Deus e o diabo na Terra do Sol, ou Haddad – ou Ciro – versus Bolsonaro, o “Coiso”, no Brasil que começa a ser reconstruído ou destruído neste 7 de outubro de 2018. Eu desço na portaria do prédio, estão o porteiro boa praça e o conhecido entregador do iFood, o almoço das crianças na bolsa térmica.
– Vocês vão votar em quem?
Não gosto de peguntar isso. Tenho medo do que vou ouvir. E me sinto invasivo. Não quero catequizar ninguém. Mas não me contenho. Nenhum deles tira mais do que 3 mil reais por mês, com bicos e tudo. Sei, por conversas anteriores, que moram longe, três, quatro horas para chegar ao trabalho todo dia – eu levo uma hora e meia, de ônibus e metrô -, vivem com dificuldade, pagam as contas por milagre. Sorridentes, os dois respondem juntos:
– Bolsonaro.
– Mas gente, pelo amor de Deus. Vão votar em um cara que defende tortura, quer a volta da ditadura, detesta mulheres, negros, gays, quer armar quem não sabe usar estilingue, enriqueceu na política junto com os filhos, que montar um Estado Fundamentalista – tive vontade falar de “Conto da Aia”, achei demais. Chegava outro porteiro. E nunca administrou nem condomínio! Isso se o General Vice não der um golpe – já viu Capitão mandar em General?
Sei que falei rápido demais. Eles se olham. A conclusão era lógica: eu era louco ou petista. O “cirista” não atingiu, ainda, o grau ofensivo do “petismo” pra quem está do outro lado. O “coiso” deles é o petismo. E eles mal conhecem o Haddad.

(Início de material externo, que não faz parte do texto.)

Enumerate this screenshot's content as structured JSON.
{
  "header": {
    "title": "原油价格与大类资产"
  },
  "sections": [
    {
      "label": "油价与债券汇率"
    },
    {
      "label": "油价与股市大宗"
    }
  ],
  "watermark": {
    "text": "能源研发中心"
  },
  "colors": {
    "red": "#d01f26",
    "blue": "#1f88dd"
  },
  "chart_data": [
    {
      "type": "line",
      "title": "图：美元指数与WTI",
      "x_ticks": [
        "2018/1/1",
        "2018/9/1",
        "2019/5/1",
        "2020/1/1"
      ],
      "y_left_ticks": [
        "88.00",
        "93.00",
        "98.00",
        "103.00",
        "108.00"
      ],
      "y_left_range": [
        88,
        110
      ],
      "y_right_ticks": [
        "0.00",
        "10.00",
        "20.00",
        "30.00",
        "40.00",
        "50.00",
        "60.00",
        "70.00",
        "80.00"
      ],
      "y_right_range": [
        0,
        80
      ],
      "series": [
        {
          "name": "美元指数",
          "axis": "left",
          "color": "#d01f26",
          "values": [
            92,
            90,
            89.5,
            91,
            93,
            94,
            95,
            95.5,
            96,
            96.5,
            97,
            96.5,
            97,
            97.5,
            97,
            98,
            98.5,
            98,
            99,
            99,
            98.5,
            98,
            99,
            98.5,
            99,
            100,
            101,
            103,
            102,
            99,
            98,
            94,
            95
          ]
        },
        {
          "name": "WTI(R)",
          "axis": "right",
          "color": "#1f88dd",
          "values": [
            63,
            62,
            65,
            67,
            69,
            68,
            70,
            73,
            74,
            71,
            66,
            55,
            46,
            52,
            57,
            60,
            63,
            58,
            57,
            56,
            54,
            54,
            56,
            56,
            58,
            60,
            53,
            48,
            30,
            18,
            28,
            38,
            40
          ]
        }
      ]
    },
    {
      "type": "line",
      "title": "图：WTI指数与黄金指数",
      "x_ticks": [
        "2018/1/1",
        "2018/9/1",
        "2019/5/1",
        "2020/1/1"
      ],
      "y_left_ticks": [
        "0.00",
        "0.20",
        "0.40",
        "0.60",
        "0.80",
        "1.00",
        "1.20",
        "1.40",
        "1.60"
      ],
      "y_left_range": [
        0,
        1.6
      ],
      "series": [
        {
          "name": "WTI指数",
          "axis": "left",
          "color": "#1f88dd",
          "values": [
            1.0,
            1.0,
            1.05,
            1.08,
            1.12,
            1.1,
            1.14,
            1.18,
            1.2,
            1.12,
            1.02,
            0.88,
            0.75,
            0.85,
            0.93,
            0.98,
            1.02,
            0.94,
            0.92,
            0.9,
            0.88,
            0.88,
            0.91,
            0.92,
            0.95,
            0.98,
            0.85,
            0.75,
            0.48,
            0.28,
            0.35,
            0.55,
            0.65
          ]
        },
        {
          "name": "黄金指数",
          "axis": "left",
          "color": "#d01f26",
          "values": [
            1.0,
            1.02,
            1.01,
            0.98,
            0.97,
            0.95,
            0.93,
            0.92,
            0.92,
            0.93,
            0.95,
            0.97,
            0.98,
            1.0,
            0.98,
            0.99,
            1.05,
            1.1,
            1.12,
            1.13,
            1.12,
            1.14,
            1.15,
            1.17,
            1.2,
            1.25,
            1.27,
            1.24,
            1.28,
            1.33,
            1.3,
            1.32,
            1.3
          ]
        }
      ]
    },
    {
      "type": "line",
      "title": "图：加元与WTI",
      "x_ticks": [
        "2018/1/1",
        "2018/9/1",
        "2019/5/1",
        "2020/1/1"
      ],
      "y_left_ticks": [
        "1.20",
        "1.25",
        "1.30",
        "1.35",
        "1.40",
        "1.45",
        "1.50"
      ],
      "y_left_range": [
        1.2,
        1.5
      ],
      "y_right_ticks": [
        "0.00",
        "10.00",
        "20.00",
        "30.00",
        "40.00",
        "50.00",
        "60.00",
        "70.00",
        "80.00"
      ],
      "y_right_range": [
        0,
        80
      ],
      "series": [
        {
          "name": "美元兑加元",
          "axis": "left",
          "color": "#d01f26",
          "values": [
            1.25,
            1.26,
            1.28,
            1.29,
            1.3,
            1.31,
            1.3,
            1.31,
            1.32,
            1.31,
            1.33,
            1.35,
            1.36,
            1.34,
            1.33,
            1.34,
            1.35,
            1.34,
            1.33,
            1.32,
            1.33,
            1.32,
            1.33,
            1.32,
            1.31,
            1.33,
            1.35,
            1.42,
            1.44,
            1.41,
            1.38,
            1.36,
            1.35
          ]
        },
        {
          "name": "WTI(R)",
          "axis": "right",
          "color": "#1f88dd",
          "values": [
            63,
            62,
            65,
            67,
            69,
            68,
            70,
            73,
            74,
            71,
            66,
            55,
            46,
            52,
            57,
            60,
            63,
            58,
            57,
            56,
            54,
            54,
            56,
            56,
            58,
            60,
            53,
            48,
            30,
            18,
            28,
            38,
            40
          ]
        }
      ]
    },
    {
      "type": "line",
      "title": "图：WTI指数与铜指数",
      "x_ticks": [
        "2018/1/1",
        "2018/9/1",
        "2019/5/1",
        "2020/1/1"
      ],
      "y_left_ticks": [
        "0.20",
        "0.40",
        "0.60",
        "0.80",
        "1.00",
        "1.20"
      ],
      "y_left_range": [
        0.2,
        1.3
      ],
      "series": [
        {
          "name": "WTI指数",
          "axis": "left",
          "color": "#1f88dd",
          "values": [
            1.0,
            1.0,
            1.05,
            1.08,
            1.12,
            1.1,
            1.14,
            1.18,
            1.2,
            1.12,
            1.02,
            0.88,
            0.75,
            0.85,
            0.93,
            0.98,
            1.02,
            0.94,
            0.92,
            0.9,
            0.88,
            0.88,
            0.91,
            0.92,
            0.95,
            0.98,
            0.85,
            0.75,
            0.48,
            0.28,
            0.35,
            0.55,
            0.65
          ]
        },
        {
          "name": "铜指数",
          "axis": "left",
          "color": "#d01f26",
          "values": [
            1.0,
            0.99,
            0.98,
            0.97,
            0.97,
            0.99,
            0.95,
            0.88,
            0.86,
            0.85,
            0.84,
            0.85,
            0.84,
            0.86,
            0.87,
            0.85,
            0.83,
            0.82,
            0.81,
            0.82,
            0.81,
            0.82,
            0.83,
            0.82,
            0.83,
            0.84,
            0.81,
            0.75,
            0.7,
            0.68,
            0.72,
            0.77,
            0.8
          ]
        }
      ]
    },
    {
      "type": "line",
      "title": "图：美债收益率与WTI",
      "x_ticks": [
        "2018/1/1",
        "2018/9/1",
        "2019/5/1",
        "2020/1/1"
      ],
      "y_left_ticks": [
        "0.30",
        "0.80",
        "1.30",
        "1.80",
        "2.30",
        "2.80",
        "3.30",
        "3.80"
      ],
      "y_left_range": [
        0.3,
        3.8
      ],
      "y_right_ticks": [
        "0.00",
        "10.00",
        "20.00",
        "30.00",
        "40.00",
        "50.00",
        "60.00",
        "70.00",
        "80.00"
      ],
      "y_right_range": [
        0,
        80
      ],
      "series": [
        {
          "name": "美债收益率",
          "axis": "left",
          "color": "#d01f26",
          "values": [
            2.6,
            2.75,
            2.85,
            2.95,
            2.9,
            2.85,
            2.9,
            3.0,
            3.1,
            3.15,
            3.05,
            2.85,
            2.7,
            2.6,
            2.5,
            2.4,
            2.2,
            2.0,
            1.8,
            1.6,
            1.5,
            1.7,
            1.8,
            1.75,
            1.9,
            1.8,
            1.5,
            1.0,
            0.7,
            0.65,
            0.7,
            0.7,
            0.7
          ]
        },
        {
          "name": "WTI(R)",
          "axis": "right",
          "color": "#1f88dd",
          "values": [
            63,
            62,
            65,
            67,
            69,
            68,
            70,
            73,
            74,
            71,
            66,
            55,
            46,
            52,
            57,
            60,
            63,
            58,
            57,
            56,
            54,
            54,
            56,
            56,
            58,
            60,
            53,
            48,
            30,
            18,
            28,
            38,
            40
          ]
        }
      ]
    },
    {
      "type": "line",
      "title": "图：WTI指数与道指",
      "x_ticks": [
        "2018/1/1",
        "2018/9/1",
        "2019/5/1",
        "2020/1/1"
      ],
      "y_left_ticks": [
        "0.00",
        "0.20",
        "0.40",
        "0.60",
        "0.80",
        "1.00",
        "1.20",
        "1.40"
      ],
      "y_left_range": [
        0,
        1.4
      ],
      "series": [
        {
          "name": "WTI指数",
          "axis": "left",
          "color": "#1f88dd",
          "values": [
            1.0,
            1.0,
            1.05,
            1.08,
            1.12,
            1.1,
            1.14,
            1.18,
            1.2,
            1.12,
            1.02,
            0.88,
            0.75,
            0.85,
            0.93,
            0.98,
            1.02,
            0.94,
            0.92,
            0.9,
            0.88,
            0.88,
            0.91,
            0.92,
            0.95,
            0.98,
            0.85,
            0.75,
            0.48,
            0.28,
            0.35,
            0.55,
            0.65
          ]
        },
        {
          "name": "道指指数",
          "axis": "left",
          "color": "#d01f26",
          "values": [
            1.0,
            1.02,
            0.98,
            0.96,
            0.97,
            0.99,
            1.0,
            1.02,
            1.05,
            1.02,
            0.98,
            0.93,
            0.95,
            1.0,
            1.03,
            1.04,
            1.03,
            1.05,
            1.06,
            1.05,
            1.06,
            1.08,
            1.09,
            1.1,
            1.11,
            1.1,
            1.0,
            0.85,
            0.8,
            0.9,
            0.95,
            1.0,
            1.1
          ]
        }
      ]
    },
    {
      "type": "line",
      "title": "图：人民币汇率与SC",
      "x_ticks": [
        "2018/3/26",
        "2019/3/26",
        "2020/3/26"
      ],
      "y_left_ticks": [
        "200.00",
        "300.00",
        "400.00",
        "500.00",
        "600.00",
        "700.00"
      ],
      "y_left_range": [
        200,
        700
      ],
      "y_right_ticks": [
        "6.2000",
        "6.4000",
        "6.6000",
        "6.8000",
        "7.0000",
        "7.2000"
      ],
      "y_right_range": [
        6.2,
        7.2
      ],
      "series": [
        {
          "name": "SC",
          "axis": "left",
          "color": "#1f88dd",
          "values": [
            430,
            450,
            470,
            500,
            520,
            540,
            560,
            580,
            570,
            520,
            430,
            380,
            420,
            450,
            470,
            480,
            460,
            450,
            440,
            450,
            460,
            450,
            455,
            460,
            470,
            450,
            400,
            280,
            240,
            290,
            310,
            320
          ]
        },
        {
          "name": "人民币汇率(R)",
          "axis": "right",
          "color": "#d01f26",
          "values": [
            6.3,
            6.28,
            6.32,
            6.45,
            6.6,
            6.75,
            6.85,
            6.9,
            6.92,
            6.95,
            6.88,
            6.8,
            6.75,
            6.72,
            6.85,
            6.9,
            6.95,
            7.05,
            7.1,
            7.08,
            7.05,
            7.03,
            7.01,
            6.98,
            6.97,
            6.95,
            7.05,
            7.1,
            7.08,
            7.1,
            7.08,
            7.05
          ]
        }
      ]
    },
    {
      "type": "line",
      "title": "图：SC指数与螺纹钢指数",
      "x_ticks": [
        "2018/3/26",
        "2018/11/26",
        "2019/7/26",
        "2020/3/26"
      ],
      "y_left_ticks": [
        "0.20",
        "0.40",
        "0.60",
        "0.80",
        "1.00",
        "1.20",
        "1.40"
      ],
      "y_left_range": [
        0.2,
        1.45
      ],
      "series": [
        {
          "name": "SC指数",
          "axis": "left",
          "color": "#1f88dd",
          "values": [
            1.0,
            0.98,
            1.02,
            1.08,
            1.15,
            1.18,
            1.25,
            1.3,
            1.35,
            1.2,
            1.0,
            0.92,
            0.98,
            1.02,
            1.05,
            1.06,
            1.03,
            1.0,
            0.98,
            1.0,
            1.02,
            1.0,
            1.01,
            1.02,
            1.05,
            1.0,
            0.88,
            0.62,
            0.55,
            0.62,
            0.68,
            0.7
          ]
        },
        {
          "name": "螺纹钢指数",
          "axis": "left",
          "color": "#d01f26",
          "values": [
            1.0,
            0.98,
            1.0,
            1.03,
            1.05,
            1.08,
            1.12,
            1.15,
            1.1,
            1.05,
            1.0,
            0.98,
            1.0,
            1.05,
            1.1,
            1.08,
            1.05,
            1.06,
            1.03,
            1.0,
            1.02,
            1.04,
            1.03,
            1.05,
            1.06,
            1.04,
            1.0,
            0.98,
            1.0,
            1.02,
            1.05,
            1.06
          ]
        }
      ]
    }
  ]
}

– Não voto no PT – diz um deles.
– O Haddad não fez nada como prefeito de São Paulo, arrisca o outro.
Onde vendem as cartilhas que distribuem pra essas pessoas? É pior que lobotomia – “Laranja Mecânica” e “Um Estranho no Ninho” perdem. Curso de behaviorismo nas escolas! Os 8 segundos no horário gratuito do TSE não podem ter feito tudo isso, nem os minutos extras doados por Edir Macedo na Record, o que o editor da Piauí, Fernando de Barros e Silva, no podcast Foro de Teresina chamou de “momento edição do debate Collor x Lula da TV Record”. Ele se referia à edição, no Jornal Nacional, que às vésperas da eleição de 1989, fez parecer que Collor havia tido uma vitória no debate bem maior do que a real. Na noite de quinta, 04, a Igreja Record do Reino de Deus concedeu ao capitão em suposta licença médica um imenso espaço, roubando parte da audiência do debate em que os outros estavam, e não concedendo nada nem de perto equivalente aos adversários.
– Pessoal, onde vocês leram que o Haddad foi mal prefeito? Ele foi ótimo (eu não tinha números, mas tinha na manga, se precisasse, as ciclovias, corredores e faixas exclusivas para ônibus, menos mortos e feridos em acidentes de trânsito, Rede Hora Certa, saneamento financeiro….). Quem foi bom prefeito, o Doria, o Kassab, o Serra, o Pitta, esse menino Bruno Covas? Gente, neto de Mário Covas, o que houve com essa geração, na hora em que mais precisamos.  Como escreveu Helena Chagas, no Divergentes, há um simbolismo entre esse reencontro com as urnas, em que dois projetos antagônicos de Brasil se chocam, e os trinta anos da Constituição cidadã de Ulysses Guimarães.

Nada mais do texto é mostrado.